Dans une telle approche proactive, toute l’équipe enseignante d’un programme se mobilise pour analyser les données d’évaluation issues de plusieurs sources et les traduire en objectifs concrets visant l’amélioration de la formation. Voilà qui nécessite un leadership soutenu des directions, une condition de succès constituant un thème majeur de recherche à l’heure actuelle (Wright et coll., 2014). Une stratégie de communication multidirectionnelle, mettant à profit l’expertise des différents acteurs du programme, est essentielle. Le développement d’une culture valorisant l’enseignement, basée sur de rigoureuses pratiques d’évaluation, ne peut être que le fruit d’un travail de concertation.

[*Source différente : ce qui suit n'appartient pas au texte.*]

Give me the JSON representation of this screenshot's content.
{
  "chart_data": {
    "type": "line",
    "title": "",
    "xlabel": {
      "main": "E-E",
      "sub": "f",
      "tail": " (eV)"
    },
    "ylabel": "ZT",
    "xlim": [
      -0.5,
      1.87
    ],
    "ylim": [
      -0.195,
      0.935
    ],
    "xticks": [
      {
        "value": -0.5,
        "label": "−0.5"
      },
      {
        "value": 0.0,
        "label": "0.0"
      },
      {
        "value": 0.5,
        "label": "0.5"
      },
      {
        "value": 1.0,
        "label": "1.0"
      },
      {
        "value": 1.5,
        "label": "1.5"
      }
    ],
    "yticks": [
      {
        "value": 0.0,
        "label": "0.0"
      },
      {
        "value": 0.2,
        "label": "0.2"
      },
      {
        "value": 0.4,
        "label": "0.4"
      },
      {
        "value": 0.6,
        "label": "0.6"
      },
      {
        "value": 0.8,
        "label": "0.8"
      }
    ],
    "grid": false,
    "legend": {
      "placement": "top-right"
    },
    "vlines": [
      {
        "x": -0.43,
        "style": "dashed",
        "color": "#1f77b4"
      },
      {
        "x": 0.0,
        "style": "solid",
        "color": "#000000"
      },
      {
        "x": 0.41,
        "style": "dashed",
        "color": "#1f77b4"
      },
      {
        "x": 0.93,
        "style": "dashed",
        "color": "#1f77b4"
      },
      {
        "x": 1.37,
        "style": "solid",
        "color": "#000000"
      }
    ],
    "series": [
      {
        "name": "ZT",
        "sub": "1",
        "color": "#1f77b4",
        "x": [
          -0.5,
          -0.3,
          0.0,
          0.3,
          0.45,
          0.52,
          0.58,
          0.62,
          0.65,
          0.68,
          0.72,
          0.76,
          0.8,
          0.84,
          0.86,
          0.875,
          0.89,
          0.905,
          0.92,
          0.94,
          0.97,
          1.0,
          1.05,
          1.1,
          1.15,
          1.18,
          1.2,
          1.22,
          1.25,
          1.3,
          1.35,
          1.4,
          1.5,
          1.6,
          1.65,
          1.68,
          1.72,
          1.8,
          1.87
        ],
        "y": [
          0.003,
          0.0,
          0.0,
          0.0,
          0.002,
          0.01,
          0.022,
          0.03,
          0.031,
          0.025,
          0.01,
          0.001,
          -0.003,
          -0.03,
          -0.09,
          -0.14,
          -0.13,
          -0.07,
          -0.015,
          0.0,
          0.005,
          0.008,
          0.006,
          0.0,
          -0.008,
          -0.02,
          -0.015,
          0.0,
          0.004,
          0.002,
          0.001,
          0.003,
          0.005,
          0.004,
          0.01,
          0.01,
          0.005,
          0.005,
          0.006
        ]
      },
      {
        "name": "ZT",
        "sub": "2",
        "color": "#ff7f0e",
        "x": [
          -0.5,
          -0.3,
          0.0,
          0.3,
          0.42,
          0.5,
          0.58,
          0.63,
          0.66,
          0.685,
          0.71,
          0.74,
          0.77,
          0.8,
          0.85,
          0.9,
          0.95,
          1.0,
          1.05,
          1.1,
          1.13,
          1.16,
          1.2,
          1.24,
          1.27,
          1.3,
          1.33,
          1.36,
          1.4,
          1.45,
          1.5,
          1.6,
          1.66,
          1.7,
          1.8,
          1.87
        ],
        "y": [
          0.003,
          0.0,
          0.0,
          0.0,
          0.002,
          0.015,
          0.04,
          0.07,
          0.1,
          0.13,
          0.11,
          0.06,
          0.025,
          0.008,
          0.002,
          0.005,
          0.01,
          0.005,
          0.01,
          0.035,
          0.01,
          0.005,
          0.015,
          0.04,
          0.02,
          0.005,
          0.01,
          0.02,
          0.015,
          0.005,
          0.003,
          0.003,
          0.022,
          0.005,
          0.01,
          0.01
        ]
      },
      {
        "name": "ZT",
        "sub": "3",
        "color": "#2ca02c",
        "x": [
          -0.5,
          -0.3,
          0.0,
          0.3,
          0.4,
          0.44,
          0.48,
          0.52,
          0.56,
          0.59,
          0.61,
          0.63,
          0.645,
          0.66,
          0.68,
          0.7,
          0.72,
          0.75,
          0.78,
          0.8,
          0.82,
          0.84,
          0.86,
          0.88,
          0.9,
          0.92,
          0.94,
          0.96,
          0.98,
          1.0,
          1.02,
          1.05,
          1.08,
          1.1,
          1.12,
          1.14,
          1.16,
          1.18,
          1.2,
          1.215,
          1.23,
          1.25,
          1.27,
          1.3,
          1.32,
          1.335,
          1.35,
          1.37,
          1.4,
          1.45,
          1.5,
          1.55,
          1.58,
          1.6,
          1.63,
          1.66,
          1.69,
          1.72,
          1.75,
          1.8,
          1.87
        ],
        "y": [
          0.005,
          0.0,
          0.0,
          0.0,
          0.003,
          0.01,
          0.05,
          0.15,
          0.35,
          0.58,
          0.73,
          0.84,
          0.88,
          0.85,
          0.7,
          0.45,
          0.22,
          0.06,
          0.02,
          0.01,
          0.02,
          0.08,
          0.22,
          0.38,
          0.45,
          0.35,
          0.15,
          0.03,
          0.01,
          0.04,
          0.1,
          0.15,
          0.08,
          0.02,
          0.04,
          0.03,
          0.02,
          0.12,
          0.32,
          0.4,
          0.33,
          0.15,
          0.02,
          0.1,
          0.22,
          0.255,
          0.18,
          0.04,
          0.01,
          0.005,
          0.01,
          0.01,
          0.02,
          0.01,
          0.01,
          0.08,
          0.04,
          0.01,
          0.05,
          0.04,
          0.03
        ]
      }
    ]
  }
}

  1. Dans leur sommaire des conclusions de la recherche de 1970 à 2013 sur l’évaluation de l’enseignement par les étudiants, Benton et Cashin (2014) ont recensé, à la fin de 2012, 3048 références dans la base de données ERIC en utilisant les descripteurs student evaluation of teacher performance.

Sources

Gravestock, P. et Gregor-Greenleaf, E. (2008), Évaluations des cours : recherche, modèles et tendances, Toronto, Conseil ontarien de la qualité de l’enseignement supérieur.

Benton, S. L., et Cashin, W. E. (2014), « Student Ratings of Instruction in College and University Courses », dans M. B. Paulsen (éd.), Higher Education: Handbook of Theory and Research, vol. 29, p. 279-326, Dordrech, Springer Netherlands.

Bernard, Huguette (2011), Évaluer, améliorer et valoriser l'enseignement : guide à l'intention des universités et des collèges, ERPI.

Knol, M. (2013), Improving university lectures with feedback and consultation, Academisch Proefschrift, Ipskamp Durkkers, B.V.

Marsh, H. W. (2007), « Do university teachers become more effective with experience? A multilevel growth model of students’ evaluations of teaching over 13 years », Journal of Educational Psychology, vol. 99, no 4, p. 775-790.

Wright, Alan W.; Hamilton, Beverley; Mighty, Joy; Scott, Jill; and Muirhead, Bill (2014), The Ontario Universities’ Teaching Evaluation Toolkit: Feasibility Study. Centre for Teaching and Learning Reports.

McGowan, Whitney Ransom, et Charles R. Graham (2009), « Factors Contributing to Improved Teaching Performance », Innovative Higher Education, vol. 34, no 3, p. 161-171.